Falamos um pouco sobre isso numa das perguntas anteriores, mas gostaria aqui de destacar um dos mais importantes programas de educação promovidos pela FenaPrevi, na gestão do Presidente Nasser. O “Vem de ZAP”. Esse é um programa inédito que poderá ser utilizado por professores como material extracurricular, pelos pais junto aos filhos, pelas áreas de RH das empresas e pelas próprias seguradoras por se tratar de um programa sem bandeira, portanto de utilidade pública, transversal e impactante. O “Vem de ZAP” decorre de uma profícua parceria firmada com a Escola Nacional de Seguros. Quando levamos a ideia para a Direção da ENS o projeto foi imediatamente absorvido e começamos um trabalho a quatro mãos entre as equipes técnicas. O projeto encerra exatamente essa visão de buscar proximidade com o público jovem falando o seu idioma. Tenho esperança de que as instituições acessem o material no site da Federação.

E qual o seu sonho para o Brasil?

Pergunta desafiadora! Muito cedo, por razões peculiares, aprendi a necessariamente ter uma perspectiva positiva diante de desafios pessoais ou profissionais. Aprendi também com os meus líderes e pessoas que continuam me apoiando, e porque não dizer orientando, a ser como a água, sempre buscando os espaços disponíveis para atingir os objetivos, sem perder a essência.

Sonho com um Brasil onde as pessoas possam viver com dignidade e que a cidadania seja exercida na sua plenitude a despeito de qualquer outro fator. Tive a oportunidade de passar por 22 países, em boa parte deles, a trabalho. Conheci cidades como Moscou, Paris, Filadelfia, Johanesburgo, Rabatt, Madri, Santo Domingo, Montevidéu, Acra, Luanda, Praia, Basileia, etc. Foi uma experiência profissional muito rica e em cada viagem fiquei mais preocupado com o tamanho da minha ignorância acerca do mundo de oportunidades à disposição da humanidade. Por outro lado, não encontrei um país com o potencial do Brasil, esse país fantástico e de dimensão continental.
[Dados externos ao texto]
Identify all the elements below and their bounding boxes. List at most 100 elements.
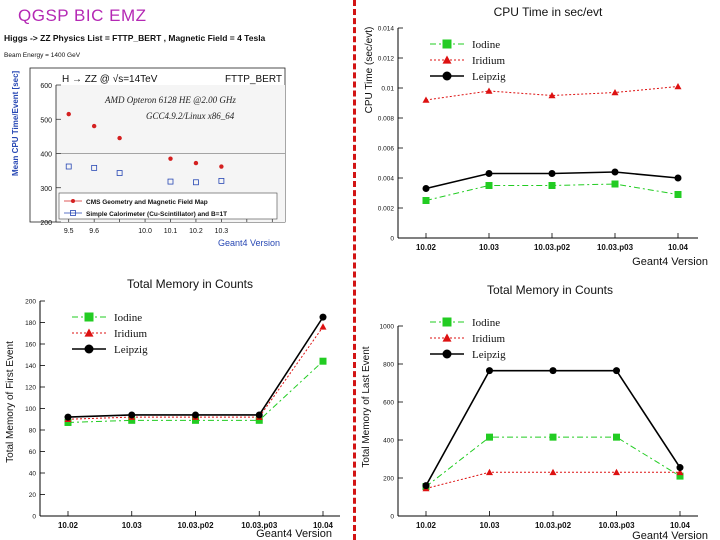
cms-series-0-point <box>66 111 71 117</box>
cms-legend-marker-1 <box>70 210 76 216</box>
mem-first-legend-label: Iodine <box>114 312 142 324</box>
mem-first-y-tick-label: 40 <box>29 471 37 478</box>
cpu-x-tick-label: 10.03.p03 <box>597 243 634 252</box>
cms-y-tick-label: 600 <box>40 83 52 90</box>
mem-last-x-tick-label: 10.03.p02 <box>535 521 572 530</box>
mem-last-series-iridium-point <box>486 468 493 476</box>
mem-first-x-tick-label: 10.03 <box>122 521 143 530</box>
mem-last-series-iodine-point <box>613 433 620 441</box>
cpu-title: CPU Time in sec/evt <box>494 5 603 19</box>
mem-last-y-tick-label: 600 <box>383 400 394 407</box>
cpu-y-tick-label: 0.004 <box>378 176 395 183</box>
mem-first-series-iodine-point <box>255 416 263 424</box>
cpu-y-tick-label: 0.012 <box>378 56 395 63</box>
cpu-series-iodine-point <box>485 182 493 189</box>
cpu-series-iridium-point <box>548 92 556 99</box>
mem-first-series-iodine-point <box>319 357 327 365</box>
cpu-series-leipzig-point <box>422 185 430 192</box>
cms-x-tick-label: 10.3 <box>215 228 229 235</box>
mem-first-y-tick-label: 180 <box>25 320 36 327</box>
mem-last-series-iridium-point <box>676 468 684 476</box>
mem-last-series-iridium-point <box>549 468 557 476</box>
mem-last-series-leipzig-point <box>613 367 620 375</box>
cpu-y-tick-label: 0 <box>390 236 394 243</box>
mem-first-title: Total Memory in Counts <box>127 277 253 291</box>
cms-compiler-label: GCC4.9.2/Linux x86_64 <box>146 111 235 121</box>
mem-last-legend-marker <box>442 317 452 327</box>
mem-first-legend-marker <box>84 344 94 354</box>
mem-first-x-tick-label: 10.02 <box>58 521 79 530</box>
mem-last-series-iodine-point <box>486 433 493 441</box>
mem-last-x-tick-label: 10.02 <box>416 521 437 530</box>
mem-first-y-tick-label: 140 <box>25 363 36 370</box>
panel-divider <box>353 0 356 540</box>
mem-first-y-tick-label: 20 <box>29 492 37 499</box>
cpu-series-iodine-point <box>422 197 430 204</box>
cpu-series-iridium-point <box>485 87 493 94</box>
cpu-series-iodine-point <box>611 180 619 188</box>
cms-series-0-point <box>193 160 199 166</box>
cpu-y-tick-label: 0.014 <box>378 26 395 33</box>
mem-last-series-leipzig-point <box>486 367 493 375</box>
mem-first-series-leipzig-point <box>128 411 136 419</box>
cms-series-0-point <box>91 123 97 129</box>
mem-last-ylabel: Total Memory of Last Event <box>361 346 372 467</box>
cpu-legend-label: Iridium <box>472 55 505 67</box>
mem-last-series-leipzig-point <box>549 367 557 375</box>
mem-first-series-leipzig-line <box>67 316 324 418</box>
cms-header-line2: Beam Energy = 1400 GeV <box>4 52 81 59</box>
cms-legend-box <box>58 192 278 220</box>
mem-last-series-iodine-point <box>676 472 684 480</box>
cms-physics-list: FTTP_BERT <box>225 74 282 85</box>
mem-last-xlabel: Geant4 Version <box>632 530 708 540</box>
cms-x-tick-label: 9.6 <box>89 228 99 235</box>
mem-first-x-tick-label: 10.04 <box>313 521 334 530</box>
cpu-x-tick-label: 10.02 <box>416 243 437 252</box>
mem-last-series-iodine-line <box>425 436 681 487</box>
cpu-y-tick-label: 0.002 <box>378 206 395 213</box>
cms-series-0-point <box>117 135 122 141</box>
mem-last-series-iodine-point <box>549 433 557 441</box>
cms-y-tick-label: 400 <box>40 152 52 159</box>
mem-first-xlabel: Geant4 Version <box>256 528 332 540</box>
cms-series-1-point <box>91 164 98 171</box>
cms-series-1-point <box>65 163 72 170</box>
mem-first-series-iridium-point <box>319 323 327 330</box>
cms-cpu-label: AMD Opteron 6128 HE @2.00 GHz <box>104 95 236 105</box>
cms-legend-label-0: CMS Geometry and Magnetic Field Map <box>86 199 208 206</box>
mem-last-y-tick-label: 200 <box>383 476 394 483</box>
cpu-y-tick-label: 0.006 <box>378 146 395 153</box>
cms-xlabel: Geant4 Version <box>218 238 280 248</box>
cpu-legend-marker <box>442 71 452 81</box>
cpu-legend-marker <box>442 39 452 49</box>
mem-first-series-leipzig-point <box>192 411 199 419</box>
cms-cpu-panel: Higgs -> ZZ Physics List = FTTP_BERT , M… <box>4 33 286 248</box>
cms-ylabel: Mean CPU Time/Event [sec] <box>11 70 20 176</box>
mem-first-legend-label: Leipzig <box>114 344 148 356</box>
mem-first-panel: Total Memory in Counts Total Memory of F… <box>5 277 340 540</box>
mem-last-x-tick-label: 10.03.p03 <box>598 521 635 530</box>
mem-first-series-iridium-line <box>67 326 324 420</box>
cms-series-1-point <box>193 179 199 186</box>
mem-first-legend-marker <box>84 312 94 322</box>
cpu-series-leipzig-point <box>611 168 619 176</box>
mem-last-legend-label: Iridium <box>472 333 505 345</box>
cpu-series-iridium-point <box>422 96 430 103</box>
mem-last-series-leipzig-point <box>422 482 430 490</box>
mem-last-panel: Total Memory in Counts Total Memory of L… <box>361 283 708 540</box>
cpu-legend-label: Leipzig <box>472 71 506 83</box>
cms-series-1-point <box>167 178 174 185</box>
mem-first-x-tick-label: 10.03.p03 <box>241 521 278 530</box>
mem-last-legend-marker <box>442 349 452 359</box>
mem-last-y-tick-label: 0 <box>390 514 394 521</box>
mem-last-x-tick-label: 10.04 <box>670 521 691 530</box>
mem-first-y-tick-label: 200 <box>25 299 36 306</box>
cms-legend-label-1: Simple Calorimeter (Cu-Scintillator) and… <box>86 211 227 218</box>
mem-last-legend-label: Leipzig <box>472 349 506 361</box>
cpu-ylabel: CPU Time (sec/evt) <box>364 27 375 114</box>
mem-last-y-tick-label: 800 <box>383 362 394 369</box>
cms-x-tick-label: 10.2 <box>189 228 203 235</box>
mem-first-y-tick-label: 80 <box>29 428 37 435</box>
mem-last-series-iridium-point <box>613 468 620 476</box>
cpu-x-tick-label: 10.04 <box>668 243 689 252</box>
Espero que acordemos como sociedade para esse fato. Até lá cada um deve continuar fazendo sua parte para a promoção de um país melhor e mais justo socialmente.

Você chegou aos 53 anos. Mas é cedo demais para se aposentar. Quais são os seus planos para o futuro?
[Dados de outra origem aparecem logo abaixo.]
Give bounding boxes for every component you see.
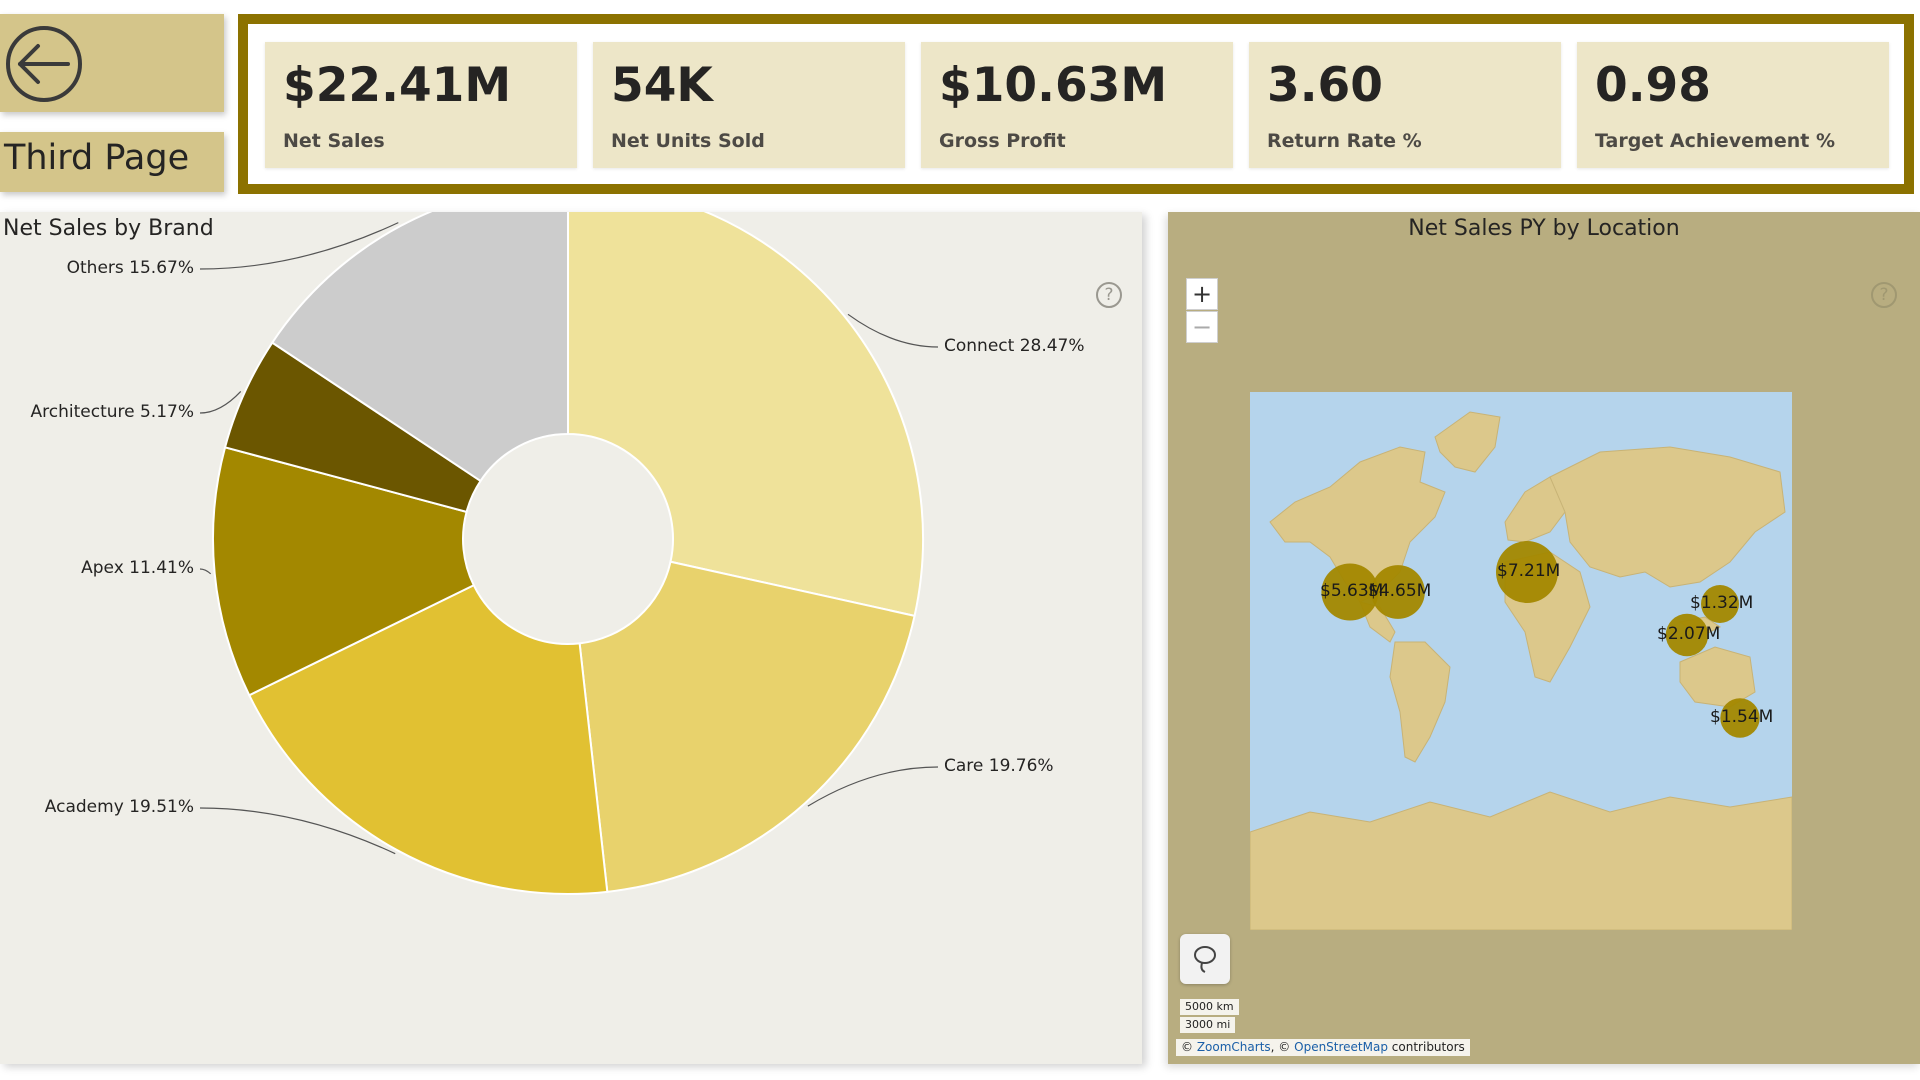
page-title-container (0, 132, 224, 192)
kpi-card-return-rate[interactable]: 3.60 Return Rate % (1249, 42, 1561, 168)
back-button[interactable] (4, 26, 84, 106)
attribution-mid: , © (1270, 1040, 1291, 1054)
map-bubble[interactable] (1720, 698, 1760, 738)
kpi-value: $22.41M (283, 58, 512, 113)
donut-slice-care[interactable] (578, 560, 916, 893)
question-circle-icon[interactable]: ? (1096, 282, 1122, 308)
map-bubble-label: $7.21M (1497, 561, 1561, 581)
scale-mi: 3000 mi (1180, 1017, 1236, 1033)
donut-slice-apex[interactable] (212, 446, 476, 697)
donut-slice-others[interactable] (270, 212, 569, 483)
kpi-value: 0.98 (1595, 58, 1711, 113)
arrow-left-icon (6, 26, 82, 102)
leader-line (847, 313, 939, 348)
kpi-value: 54K (611, 58, 713, 113)
map-bubble-label: $2.07M (1657, 624, 1721, 644)
kpi-value: 3.60 (1267, 58, 1383, 113)
map-bubble-label: $4.65M (1368, 581, 1432, 601)
map-bubble[interactable] (1371, 565, 1425, 619)
scale-km: 5000 km (1180, 999, 1239, 1015)
kpi-card-net-units-sold[interactable]: 54K Net Units Sold (593, 42, 905, 168)
donut-chart (199, 212, 939, 895)
world-map[interactable] (1250, 392, 1792, 930)
kpi-value: $10.63M (939, 58, 1168, 113)
leader-line (199, 222, 399, 270)
data-label-care: Care 19.76% (944, 756, 1054, 776)
map-bubble[interactable] (1665, 613, 1709, 657)
data-label-architecture: Architecture 5.17% (30, 402, 194, 422)
data-label-connect: Connect 28.47% (944, 336, 1085, 356)
leader-line (199, 807, 396, 855)
lasso-icon (1194, 946, 1216, 973)
openstreetmap-link[interactable]: OpenStreetMap (1294, 1040, 1388, 1054)
zoomcharts-link[interactable]: ZoomCharts (1196, 1040, 1271, 1054)
map-bubble-label: $1.32M (1690, 593, 1754, 613)
kpi-label: Return Rate % (1267, 130, 1422, 152)
kpi-label: Gross Profit (939, 130, 1066, 152)
map-bubble[interactable] (1701, 585, 1739, 623)
kpi-card-gross-profit[interactable]: $10.63M Gross Profit (921, 42, 1233, 168)
map-title: Net Sales PY by Location (1408, 216, 1680, 241)
data-label-apex: Apex 11.41% (81, 558, 194, 578)
kpi-label: Net Units Sold (611, 130, 765, 152)
lasso-select-button[interactable] (1180, 934, 1230, 984)
kpi-card-target-achievement[interactable]: 0.98 Target Achievement % (1577, 42, 1889, 168)
map-bubble-label: $5.63M (1320, 581, 1384, 601)
zoom-out-button[interactable]: − (1186, 311, 1218, 343)
data-label-academy: Academy 19.51% (44, 797, 194, 817)
kpi-label: Target Achievement % (1595, 130, 1835, 152)
kpi-label: Net Sales (283, 130, 385, 152)
page-title: Third Page (4, 138, 190, 178)
zoom-in-button[interactable]: + (1186, 278, 1218, 310)
attribution-prefix: © (1181, 1040, 1193, 1054)
donut-slice-connect[interactable] (567, 212, 924, 618)
leader-line (807, 766, 939, 807)
leader-line (199, 390, 242, 414)
question-circle-icon[interactable]: ? (1871, 282, 1897, 308)
map-attribution: © ZoomCharts, © OpenStreetMap contributo… (1176, 1039, 1470, 1056)
donut-chart-title: Net Sales by Brand (3, 216, 214, 241)
map-bubble[interactable] (1496, 541, 1558, 603)
data-label-others: Others 15.67% (66, 258, 194, 278)
leader-line (199, 568, 212, 575)
attribution-suffix: contributors (1391, 1040, 1465, 1054)
map-bubble[interactable] (1321, 563, 1379, 621)
donut-slice-academy[interactable] (247, 583, 609, 895)
kpi-card-net-sales[interactable]: $22.41M Net Sales (265, 42, 577, 168)
map-bubble-label: $1.54M (1710, 707, 1774, 727)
Entre os previdencialistas já incorporamos a ideia de que os sistemas privados de previdência nos ajudarão a obter algum grau de independência financeira para escolhermos que tipo de atividade desejaremos abraçar em outras fases da vida. No meu caso, após 45 anos de trabalho sou grato por esses intensos 30 anos vividos nas indústrias (seguros, previdência aberta e fechada e resseguros) e no Governo Federal ( SPC, PREVIC e SUSEP). Fiz o melhor que pude.
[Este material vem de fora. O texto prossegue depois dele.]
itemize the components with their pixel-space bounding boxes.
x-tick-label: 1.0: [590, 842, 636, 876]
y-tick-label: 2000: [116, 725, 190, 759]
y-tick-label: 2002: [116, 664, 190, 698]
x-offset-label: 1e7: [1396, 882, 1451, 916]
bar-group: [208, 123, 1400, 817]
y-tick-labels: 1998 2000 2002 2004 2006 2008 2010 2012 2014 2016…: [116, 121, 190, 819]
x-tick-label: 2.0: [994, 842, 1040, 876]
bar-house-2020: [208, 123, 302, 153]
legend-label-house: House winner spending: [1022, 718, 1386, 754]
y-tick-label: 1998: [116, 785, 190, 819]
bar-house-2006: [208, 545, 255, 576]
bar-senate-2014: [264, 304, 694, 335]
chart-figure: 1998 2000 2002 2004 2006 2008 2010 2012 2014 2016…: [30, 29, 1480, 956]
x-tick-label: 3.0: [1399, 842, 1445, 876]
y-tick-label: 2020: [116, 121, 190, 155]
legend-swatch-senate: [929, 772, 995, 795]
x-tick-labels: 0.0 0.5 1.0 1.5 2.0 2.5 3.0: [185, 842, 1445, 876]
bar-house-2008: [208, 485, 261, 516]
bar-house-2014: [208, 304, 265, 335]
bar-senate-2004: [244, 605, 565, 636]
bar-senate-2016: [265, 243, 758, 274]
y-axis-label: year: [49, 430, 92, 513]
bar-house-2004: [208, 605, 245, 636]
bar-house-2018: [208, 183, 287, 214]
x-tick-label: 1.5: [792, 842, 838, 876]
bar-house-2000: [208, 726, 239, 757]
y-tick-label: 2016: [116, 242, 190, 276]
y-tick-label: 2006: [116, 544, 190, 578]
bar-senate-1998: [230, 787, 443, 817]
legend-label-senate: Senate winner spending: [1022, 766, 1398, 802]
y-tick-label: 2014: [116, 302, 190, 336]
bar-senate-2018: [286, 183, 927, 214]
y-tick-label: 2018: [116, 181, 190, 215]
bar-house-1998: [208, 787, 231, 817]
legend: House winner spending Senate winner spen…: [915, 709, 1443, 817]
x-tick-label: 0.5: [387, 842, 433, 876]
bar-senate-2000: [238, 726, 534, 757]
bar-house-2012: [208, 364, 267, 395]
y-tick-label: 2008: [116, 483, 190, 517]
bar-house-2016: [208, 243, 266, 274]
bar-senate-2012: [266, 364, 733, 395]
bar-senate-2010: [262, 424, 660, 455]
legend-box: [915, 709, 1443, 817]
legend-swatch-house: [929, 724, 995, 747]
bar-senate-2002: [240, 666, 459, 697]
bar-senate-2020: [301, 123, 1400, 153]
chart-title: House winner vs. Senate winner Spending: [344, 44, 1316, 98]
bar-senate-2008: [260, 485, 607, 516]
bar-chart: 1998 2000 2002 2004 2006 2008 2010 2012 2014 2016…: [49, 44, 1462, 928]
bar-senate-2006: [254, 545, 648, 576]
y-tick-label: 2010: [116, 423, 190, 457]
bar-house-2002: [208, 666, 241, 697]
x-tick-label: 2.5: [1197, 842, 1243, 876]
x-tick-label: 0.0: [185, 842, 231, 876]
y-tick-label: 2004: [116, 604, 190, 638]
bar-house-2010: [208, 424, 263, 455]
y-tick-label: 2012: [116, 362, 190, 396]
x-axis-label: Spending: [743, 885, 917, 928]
Agora, desejo ser o senhor do meu tempo por um período. Vou para um sabático em 2022 e aproveitar essa fase para estudar temas novos e visitar algumas instituições pelo Brasil. Acredito que a experiência das últimas quatro décadas poderá ser útil em outros espaços, sobretudo em setores voltados para educação de jovens e empreendedorismo feminino. Recebi muito da sociedade e sinto que é hora de retribuir de forma mais abrangente de modo a estimular e, se possível, inspirar as próximas gerações.